NLO QCD corrections to the production of two bottom-antibottom pairs at the LHC
Nicolas Greiner, Alberto Guffanti, Thomas Reiter, Jürgen Reuter
TL;DR
The paper tackles the precision prediction of the Standard Model background for multi-bottom final states by computing the full NLO QCD corrections to pp -> b bbar b bbar at the LHC, including gluon-initiated contributions. It employs an automated, diagrammatic framework (golem-2.0 for virtual corrections with Samurai/OneLoop, MadDipole for real emission subtraction, and MadEvent for phase-space integration) to obtain stable, IR-finite results. The results show a roughly 50% increase in the cross section at the central scale and a substantial reduction in renormalization/factorization scale uncertainties, with notable reshaping of differential distributions that cannot be captured by a simple K-factor.

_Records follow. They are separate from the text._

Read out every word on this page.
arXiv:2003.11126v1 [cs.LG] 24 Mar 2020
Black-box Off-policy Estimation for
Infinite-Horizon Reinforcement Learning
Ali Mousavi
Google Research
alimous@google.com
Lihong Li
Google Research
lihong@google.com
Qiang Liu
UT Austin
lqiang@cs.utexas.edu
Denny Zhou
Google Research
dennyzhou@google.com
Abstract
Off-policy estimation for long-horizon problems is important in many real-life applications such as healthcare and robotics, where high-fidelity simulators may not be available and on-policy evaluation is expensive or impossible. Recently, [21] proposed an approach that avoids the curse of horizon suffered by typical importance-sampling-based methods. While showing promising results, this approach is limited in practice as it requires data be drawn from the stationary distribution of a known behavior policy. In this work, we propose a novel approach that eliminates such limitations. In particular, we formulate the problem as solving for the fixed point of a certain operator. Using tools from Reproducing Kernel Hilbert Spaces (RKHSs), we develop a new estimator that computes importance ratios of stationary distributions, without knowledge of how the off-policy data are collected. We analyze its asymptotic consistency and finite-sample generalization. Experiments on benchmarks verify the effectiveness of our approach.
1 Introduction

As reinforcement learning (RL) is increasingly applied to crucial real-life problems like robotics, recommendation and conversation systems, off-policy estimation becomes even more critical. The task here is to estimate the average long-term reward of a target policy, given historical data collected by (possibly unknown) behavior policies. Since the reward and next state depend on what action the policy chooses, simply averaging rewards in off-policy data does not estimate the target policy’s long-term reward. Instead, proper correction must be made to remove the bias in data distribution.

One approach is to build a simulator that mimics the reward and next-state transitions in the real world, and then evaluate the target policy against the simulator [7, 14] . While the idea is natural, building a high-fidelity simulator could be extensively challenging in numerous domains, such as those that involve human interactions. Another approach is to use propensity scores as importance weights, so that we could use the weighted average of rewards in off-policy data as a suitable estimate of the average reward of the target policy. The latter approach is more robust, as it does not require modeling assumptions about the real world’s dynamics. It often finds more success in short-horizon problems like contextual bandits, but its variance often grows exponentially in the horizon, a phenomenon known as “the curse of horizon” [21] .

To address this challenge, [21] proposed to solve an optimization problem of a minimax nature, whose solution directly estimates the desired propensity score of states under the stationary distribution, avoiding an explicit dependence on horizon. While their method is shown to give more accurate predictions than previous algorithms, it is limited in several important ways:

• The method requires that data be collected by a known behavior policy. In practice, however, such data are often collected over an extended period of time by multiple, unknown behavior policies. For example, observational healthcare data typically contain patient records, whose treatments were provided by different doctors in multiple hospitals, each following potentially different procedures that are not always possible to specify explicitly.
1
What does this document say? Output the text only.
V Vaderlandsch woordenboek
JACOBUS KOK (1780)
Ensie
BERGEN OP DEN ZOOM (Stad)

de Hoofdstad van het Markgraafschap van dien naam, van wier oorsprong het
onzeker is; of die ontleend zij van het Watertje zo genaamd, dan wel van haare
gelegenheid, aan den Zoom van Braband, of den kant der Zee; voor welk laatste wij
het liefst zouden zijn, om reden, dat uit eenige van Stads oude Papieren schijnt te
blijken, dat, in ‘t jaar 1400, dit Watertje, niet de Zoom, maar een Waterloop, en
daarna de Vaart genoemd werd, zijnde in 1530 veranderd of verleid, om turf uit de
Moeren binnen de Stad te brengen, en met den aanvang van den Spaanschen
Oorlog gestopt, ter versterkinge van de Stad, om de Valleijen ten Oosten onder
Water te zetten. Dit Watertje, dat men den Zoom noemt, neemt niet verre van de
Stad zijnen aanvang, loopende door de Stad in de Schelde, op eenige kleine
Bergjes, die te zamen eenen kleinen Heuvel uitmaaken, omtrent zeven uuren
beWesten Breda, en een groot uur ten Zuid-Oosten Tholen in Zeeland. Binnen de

This improved precision strengthens the reliability of using the b bbar b bbar channel as Standard Model background in Higgs-sector searches and in new-physics scenarios, and demonstrates a robust computational pipeline for complex multi-jet processes.
Abstract
We report the results of a computation of the full next-to-leading order QCD corrections to the production of two $b\bar{b}$ pairs at the LHC. This calculation at the parton level provides predictions for well separated $b$-jets. The results show that the next-to-leading order corrections lead to an enhancement of the cross-section for the central scale choice by roughly 50% with respect to the leading order result. The theoretical uncertainty estimated by variation of the renormalization and factorization scales is strongly reduced by the inclusion of next-to-leading order corrections.